Managers of public companies are under constant pressure to meet quarterly guidance and maximize profits, often at the expense of future profitability. Those pressures, driven by a number of factors, are likely to increase in the next 10 to 15 years as corporate profits decline and labor costs rise. Public companies are dying faster than ever, and these contracting corporate life spans are, on average, diminishing long-term value creation, making it more important than ever that business leaders act to ensure that the drive for short-term performance doesn’t come at the expense of sustainable value creation. Along with board members and investors, business leaders should review their companies’ governance structures and consider whether any changes could better serve their long-term prospects.

What is driving short-term behavior?

Activist hedge funds: Activist investors are gaining ground in the governance of public companies. In 2014, activists gained board seats at 107 companies, an all-time record that is likely to be broken this year. And, when companies resisted putting activists on their boards, the activists won proxy contests 73 percent of the time last year.

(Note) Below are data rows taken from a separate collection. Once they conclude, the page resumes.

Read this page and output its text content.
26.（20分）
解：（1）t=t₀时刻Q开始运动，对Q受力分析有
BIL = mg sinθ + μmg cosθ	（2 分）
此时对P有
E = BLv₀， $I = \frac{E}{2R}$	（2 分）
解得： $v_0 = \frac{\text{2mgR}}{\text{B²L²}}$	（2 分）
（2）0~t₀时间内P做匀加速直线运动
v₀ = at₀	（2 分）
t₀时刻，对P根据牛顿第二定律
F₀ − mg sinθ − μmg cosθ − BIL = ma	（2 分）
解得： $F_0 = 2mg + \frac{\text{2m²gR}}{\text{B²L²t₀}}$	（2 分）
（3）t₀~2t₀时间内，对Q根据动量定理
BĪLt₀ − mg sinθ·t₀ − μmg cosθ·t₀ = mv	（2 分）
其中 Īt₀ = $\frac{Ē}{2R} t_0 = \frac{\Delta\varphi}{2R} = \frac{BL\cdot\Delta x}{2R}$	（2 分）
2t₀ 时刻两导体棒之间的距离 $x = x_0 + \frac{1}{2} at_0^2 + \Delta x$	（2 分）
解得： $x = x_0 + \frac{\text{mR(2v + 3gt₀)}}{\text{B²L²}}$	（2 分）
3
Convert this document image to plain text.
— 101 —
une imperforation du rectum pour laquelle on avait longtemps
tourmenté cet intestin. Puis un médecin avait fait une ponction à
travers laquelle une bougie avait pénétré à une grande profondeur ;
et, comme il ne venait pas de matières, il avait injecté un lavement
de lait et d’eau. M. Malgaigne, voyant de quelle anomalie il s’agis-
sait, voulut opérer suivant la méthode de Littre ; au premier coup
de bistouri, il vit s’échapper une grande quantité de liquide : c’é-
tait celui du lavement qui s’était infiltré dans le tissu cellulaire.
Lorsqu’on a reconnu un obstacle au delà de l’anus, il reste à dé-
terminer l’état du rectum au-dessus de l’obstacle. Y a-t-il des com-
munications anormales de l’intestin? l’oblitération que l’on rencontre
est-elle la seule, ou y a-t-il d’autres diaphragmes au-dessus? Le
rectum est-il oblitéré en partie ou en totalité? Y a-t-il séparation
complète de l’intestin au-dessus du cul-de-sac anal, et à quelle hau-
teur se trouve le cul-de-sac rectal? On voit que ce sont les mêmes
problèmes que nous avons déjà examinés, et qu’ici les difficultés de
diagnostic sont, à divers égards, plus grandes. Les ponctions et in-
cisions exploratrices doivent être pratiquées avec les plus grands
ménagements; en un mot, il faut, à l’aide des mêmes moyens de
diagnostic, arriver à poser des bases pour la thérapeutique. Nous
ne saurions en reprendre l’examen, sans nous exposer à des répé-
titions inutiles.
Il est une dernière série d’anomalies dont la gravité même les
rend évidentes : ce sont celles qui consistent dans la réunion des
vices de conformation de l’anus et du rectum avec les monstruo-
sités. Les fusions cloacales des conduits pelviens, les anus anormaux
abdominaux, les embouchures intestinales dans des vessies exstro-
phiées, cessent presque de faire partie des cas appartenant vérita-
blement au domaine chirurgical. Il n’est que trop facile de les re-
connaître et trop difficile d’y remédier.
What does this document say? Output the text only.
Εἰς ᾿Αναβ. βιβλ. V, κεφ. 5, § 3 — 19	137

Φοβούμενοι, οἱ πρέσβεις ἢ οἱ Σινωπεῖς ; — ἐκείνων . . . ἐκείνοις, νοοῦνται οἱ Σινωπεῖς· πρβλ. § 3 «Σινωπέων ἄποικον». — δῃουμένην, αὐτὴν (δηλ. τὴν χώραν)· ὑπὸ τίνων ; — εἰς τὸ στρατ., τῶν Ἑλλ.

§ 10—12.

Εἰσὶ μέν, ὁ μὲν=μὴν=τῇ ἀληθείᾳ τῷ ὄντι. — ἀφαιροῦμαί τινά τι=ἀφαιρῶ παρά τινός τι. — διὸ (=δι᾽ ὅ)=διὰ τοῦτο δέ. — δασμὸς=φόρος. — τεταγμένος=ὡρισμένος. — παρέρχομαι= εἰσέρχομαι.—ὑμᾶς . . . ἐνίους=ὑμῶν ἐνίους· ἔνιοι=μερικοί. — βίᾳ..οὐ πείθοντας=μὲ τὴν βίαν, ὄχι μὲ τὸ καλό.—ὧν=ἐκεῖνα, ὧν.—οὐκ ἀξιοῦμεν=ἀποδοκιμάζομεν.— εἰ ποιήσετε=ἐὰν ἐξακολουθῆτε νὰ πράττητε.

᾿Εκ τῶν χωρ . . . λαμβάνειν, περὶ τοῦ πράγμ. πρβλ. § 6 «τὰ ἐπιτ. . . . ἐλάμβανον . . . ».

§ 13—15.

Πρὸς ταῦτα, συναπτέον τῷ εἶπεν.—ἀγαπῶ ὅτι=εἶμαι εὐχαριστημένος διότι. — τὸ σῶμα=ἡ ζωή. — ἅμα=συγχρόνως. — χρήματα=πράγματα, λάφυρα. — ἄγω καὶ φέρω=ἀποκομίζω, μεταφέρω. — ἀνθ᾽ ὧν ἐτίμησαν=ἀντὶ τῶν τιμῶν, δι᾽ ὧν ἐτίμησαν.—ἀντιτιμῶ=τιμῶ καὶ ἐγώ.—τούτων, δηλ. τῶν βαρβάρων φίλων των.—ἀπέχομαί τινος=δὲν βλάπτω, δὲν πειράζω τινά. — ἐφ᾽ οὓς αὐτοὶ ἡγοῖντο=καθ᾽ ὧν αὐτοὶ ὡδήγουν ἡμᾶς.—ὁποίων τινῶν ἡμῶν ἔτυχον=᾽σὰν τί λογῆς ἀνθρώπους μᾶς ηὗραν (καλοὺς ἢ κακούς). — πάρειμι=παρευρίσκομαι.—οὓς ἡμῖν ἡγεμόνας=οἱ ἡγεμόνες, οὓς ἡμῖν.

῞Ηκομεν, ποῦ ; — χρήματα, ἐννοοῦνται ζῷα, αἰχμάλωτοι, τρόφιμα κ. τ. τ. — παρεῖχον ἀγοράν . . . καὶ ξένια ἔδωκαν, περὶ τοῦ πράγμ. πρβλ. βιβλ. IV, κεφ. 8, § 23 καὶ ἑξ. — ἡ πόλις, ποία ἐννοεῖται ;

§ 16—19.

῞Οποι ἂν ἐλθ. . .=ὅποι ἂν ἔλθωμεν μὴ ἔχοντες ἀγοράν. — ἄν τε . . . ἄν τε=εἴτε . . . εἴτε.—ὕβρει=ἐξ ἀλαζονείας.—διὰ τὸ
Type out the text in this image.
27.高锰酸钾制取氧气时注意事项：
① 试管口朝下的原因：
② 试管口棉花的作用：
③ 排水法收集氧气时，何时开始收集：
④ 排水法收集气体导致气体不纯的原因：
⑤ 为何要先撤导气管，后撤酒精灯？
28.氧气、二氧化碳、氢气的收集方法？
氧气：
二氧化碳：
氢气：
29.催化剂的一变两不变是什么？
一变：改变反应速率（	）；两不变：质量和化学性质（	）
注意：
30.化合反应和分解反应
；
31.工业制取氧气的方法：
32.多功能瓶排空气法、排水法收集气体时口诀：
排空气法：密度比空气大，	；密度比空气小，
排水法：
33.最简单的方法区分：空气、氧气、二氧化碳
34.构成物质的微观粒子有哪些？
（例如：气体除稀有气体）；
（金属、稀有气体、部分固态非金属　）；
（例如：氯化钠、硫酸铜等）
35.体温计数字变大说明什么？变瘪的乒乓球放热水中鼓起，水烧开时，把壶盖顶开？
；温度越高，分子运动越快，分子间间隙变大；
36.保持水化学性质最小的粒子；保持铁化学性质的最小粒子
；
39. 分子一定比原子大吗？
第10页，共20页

Increasing payouts to shareholders is one of the most frequent demands of activist hedge funds, after obtaining board seats and M&A campaigns such as sale of the company or a spin-off, and these demands drive some short-term behavior. From October 2008 through August 15, 2015, hedge fund activists led more than 220 public campaigns against US companies to increase payouts to shareholders.

 

 

 

Executive compensation design: The design of stock compensation, the main component of executive pay, may exacerbate that focus on short-term results. Performance triggers for stock compensation that are tied to near-term indicators, such as earnings per share or one-year share price increases, encourage executives to focus more on short-term share price and accounting measures than on long-term performance. Stock compensation is also linked to increasing stock buyback programs at companies that seek to offset dilution to shareholders when options are exercised or share grants vest. Whether buybacks add or destroy value depends upon the price paid relative to intrinsic value. If a company pays less than intrinsic value (i.e., shares are cheap), a buyback will add value. If the company pays more than intrinsic value (i.e., shares are expensive) a buyback will destroy value, since wealth is transferred from those who hold to those who sold.